Sri Lankan President Chandrika Kumaratunga said she and her fellow citizens felt solidarity with those affected.Please understand that the effective exchange rate is roughly 1:10, so this would cost them $250,000 in local buying power. I know it doesn't really make sense for Sri Lanka to offer the U.S. money, not with more than 30,000 dead from the tsunami and close to a million of their own people still homeless, almost all of whom are still living in temporary housing (tents, or tin houses). And yet, it's such a gracious gesture that I just want to cheer and say, "Well done!"
"Having experienced the fury of nature ourselves during the December 26 tsunami, the people of Sri Lanka and I fully empathize with you at this hour of national grief," she said in a message to the U.S.
And while the small island nation is still recovering from the tsunami disaster, it also pledged $25,000 to the American Red Cross, the AP reported.

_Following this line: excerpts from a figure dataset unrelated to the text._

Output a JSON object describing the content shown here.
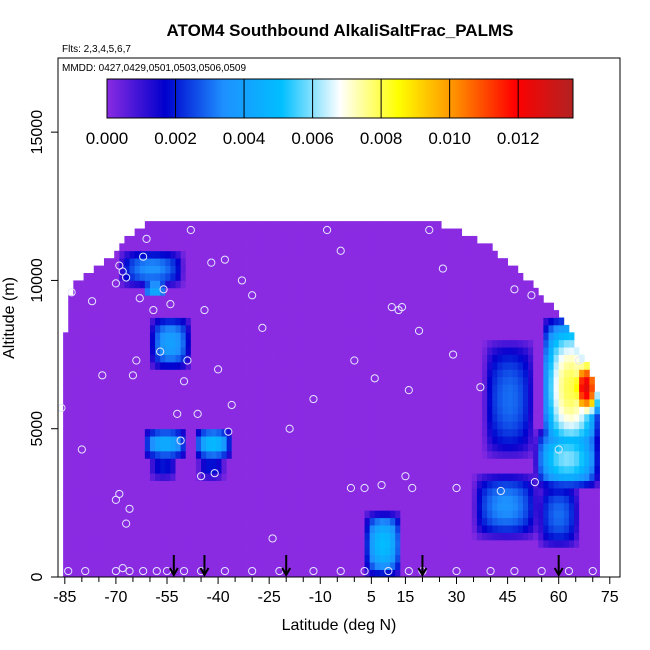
{
  "chart_data": {
    "type": "heatmap",
    "title": "ATOM4 Southbound AlkaliSaltFrac_PALMS",
    "subtitle_flights": "Flts: 2,3,4,5,6,7",
    "subtitle_dates": "MMDD: 0427,0429,0501,0503,0506,0509",
    "xlabel": "Latitude (deg N)",
    "ylabel": "Altitude (m)",
    "xlim": [
      -87,
      78
    ],
    "ylim": [
      0,
      17500
    ],
    "x_ticks": [
      -85,
      -70,
      -55,
      -40,
      -25,
      -10,
      5,
      15,
      30,
      45,
      60,
      75
    ],
    "x_minor_ticks": [
      -80,
      -75,
      -65,
      -60,
      -50,
      -45,
      -35,
      -30,
      -20,
      -15,
      -5,
      0,
      10,
      20,
      25,
      35,
      40,
      50,
      55,
      65,
      70
    ],
    "y_ticks": [
      0,
      5000,
      10000,
      15000
    ],
    "colorbar": {
      "min": 0,
      "max": 0.0136,
      "ticks": [
        0.0,
        0.002,
        0.004,
        0.006,
        0.008,
        0.01,
        0.012
      ],
      "tick_labels": [
        "0.000",
        "0.002",
        "0.004",
        "0.006",
        "0.008",
        "0.010",
        "0.012"
      ],
      "colors": [
        "#8a2be2",
        "#0000cd",
        "#1e90ff",
        "#00bfff",
        "#ffffff",
        "#ffff00",
        "#ff8c00",
        "#ff0000",
        "#b22222"
      ]
    },
    "background_value": 0.0,
    "envelope": [
      [
        -86,
        0,
        6000
      ],
      [
        -84,
        0,
        9300
      ],
      [
        -82,
        0,
        9800
      ],
      [
        -79,
        0,
        10000
      ],
      [
        -75,
        0,
        10400
      ],
      [
        -70,
        0,
        10800
      ],
      [
        -66,
        0,
        11400
      ],
      [
        -60,
        0,
        11900
      ],
      [
        -45,
        0,
        12000
      ],
      [
        -20,
        0,
        12000
      ],
      [
        0,
        0,
        12000
      ],
      [
        20,
        0,
        12000
      ],
      [
        30,
        0,
        11600
      ],
      [
        40,
        0,
        11000
      ],
      [
        48,
        0,
        10200
      ],
      [
        55,
        0,
        9400
      ],
      [
        60,
        0,
        8700
      ],
      [
        65,
        0,
        7800
      ],
      [
        68,
        0,
        7100
      ],
      [
        70,
        0,
        6500
      ],
      [
        72,
        0,
        5800
      ]
    ],
    "features": [
      {
        "x": [
          -69,
          -50
        ],
        "y": [
          9800,
          11000
        ],
        "peak": 0.0035
      },
      {
        "x": [
          -62,
          -55
        ],
        "y": [
          9400,
          10000
        ],
        "peak": 0.0045
      },
      {
        "x": [
          -60,
          -48
        ],
        "y": [
          7000,
          8800
        ],
        "peak": 0.004
      },
      {
        "x": [
          -62,
          -49
        ],
        "y": [
          4000,
          5000
        ],
        "peak": 0.0045
      },
      {
        "x": [
          -47,
          -36
        ],
        "y": [
          4000,
          5000
        ],
        "peak": 0.005
      },
      {
        "x": [
          -60,
          -52
        ],
        "y": [
          3300,
          4200
        ],
        "peak": 0.002
      },
      {
        "x": [
          -46,
          -38
        ],
        "y": [
          3300,
          4200
        ],
        "peak": 0.002
      },
      {
        "x": [
          -68,
          -67
        ],
        "y": [
          200,
          1500
        ],
        "peak": 0.002
      },
      {
        "x": [
          3,
          14
        ],
        "y": [
          0,
          2200
        ],
        "peak": 0.005
      },
      {
        "x": [
          35,
          54
        ],
        "y": [
          1300,
          3500
        ],
        "peak": 0.0035
      },
      {
        "x": [
          55,
          72
        ],
        "y": [
          4000,
          8800
        ],
        "peak": 0.008
      },
      {
        "x": [
          64,
          72
        ],
        "y": [
          5400,
          7400
        ],
        "peak": 0.0125
      },
      {
        "x": [
          53,
          72
        ],
        "y": [
          3000,
          5000
        ],
        "peak": 0.006
      },
      {
        "x": [
          54,
          66
        ],
        "y": [
          1000,
          3200
        ],
        "peak": 0.003
      },
      {
        "x": [
          38,
          53
        ],
        "y": [
          4000,
          8000
        ],
        "peak": 0.003
      }
    ],
    "observations": [
      [
        -86,
        5700
      ],
      [
        -83,
        9600
      ],
      [
        -80,
        4300
      ],
      [
        -77,
        9300
      ],
      [
        -74,
        6800
      ],
      [
        -70,
        9900
      ],
      [
        -69,
        10500
      ],
      [
        -68,
        10300
      ],
      [
        -67,
        10100
      ],
      [
        -70,
        2600
      ],
      [
        -69,
        2800
      ],
      [
        -67,
        1800
      ],
      [
        -66,
        2300
      ],
      [
        -65,
        6800
      ],
      [
        -64,
        7300
      ],
      [
        -63,
        9400
      ],
      [
        -62,
        10800
      ],
      [
        -61,
        11400
      ],
      [
        -59,
        9000
      ],
      [
        -57,
        7600
      ],
      [
        -56,
        9700
      ],
      [
        -54,
        9200
      ],
      [
        -52,
        5500
      ],
      [
        -51,
        4600
      ],
      [
        -50,
        6600
      ],
      [
        -49,
        7300
      ],
      [
        -48,
        11700
      ],
      [
        -46,
        5500
      ],
      [
        -45,
        3400
      ],
      [
        -44,
        9000
      ],
      [
        -42,
        10600
      ],
      [
        -41,
        3500
      ],
      [
        -40,
        7000
      ],
      [
        -38,
        10700
      ],
      [
        -37,
        4900
      ],
      [
        -36,
        5800
      ],
      [
        -33,
        10000
      ],
      [
        -30,
        9500
      ],
      [
        -27,
        8400
      ],
      [
        -24,
        1300
      ],
      [
        -19,
        5000
      ],
      [
        -12,
        6000
      ],
      [
        -8,
        11700
      ],
      [
        -4,
        11000
      ],
      [
        -1,
        3000
      ],
      [
        0,
        7300
      ],
      [
        3,
        3000
      ],
      [
        6,
        6700
      ],
      [
        8,
        3100
      ],
      [
        11,
        9100
      ],
      [
        13,
        9000
      ],
      [
        14,
        9100
      ],
      [
        15,
        3400
      ],
      [
        16,
        6300
      ],
      [
        17,
        3000
      ],
      [
        19,
        8300
      ],
      [
        22,
        11700
      ],
      [
        26,
        10400
      ],
      [
        29,
        7500
      ],
      [
        30,
        3000
      ],
      [
        37,
        6400
      ],
      [
        43,
        2900
      ],
      [
        47,
        9700
      ],
      [
        52,
        9500
      ],
      [
        53,
        3200
      ],
      [
        60,
        4300
      ],
      [
        66,
        7300
      ],
      [
        -84,
        200
      ],
      [
        -79,
        200
      ],
      [
        -70,
        200
      ],
      [
        -68,
        300
      ],
      [
        -66,
        200
      ],
      [
        -62,
        200
      ],
      [
        -58,
        200
      ],
      [
        -55,
        200
      ],
      [
        -50,
        200
      ],
      [
        -45,
        200
      ],
      [
        -38,
        200
      ],
      [
        -30,
        200
      ],
      [
        -22,
        200
      ],
      [
        -12,
        200
      ],
      [
        -4,
        200
      ],
      [
        3,
        200
      ],
      [
        10,
        200
      ],
      [
        16,
        200
      ],
      [
        20,
        200
      ],
      [
        30,
        200
      ],
      [
        40,
        200
      ],
      [
        47,
        200
      ],
      [
        55,
        200
      ],
      [
        63,
        200
      ],
      [
        70,
        200
      ]
    ],
    "arrows_x": [
      -53,
      -44,
      -20,
      20,
      60
    ]
  }
}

And closer to home, I've pleased to note that my own Roosevelt University is welcoming hurricane-affected undergrad and graduate students, waiving enrollment fees, promising to do what they can to offer financial aid, and hopefully offer housing as well. It's not as splendid as Franklin College offering free admission and tuition, but at least they're doing something. I'm very glad.
Mills is offering undergrad women fall semester admission with non-matriculated status -- they don't say anything about it being free, so I'm not sure exactly what that phrasing means.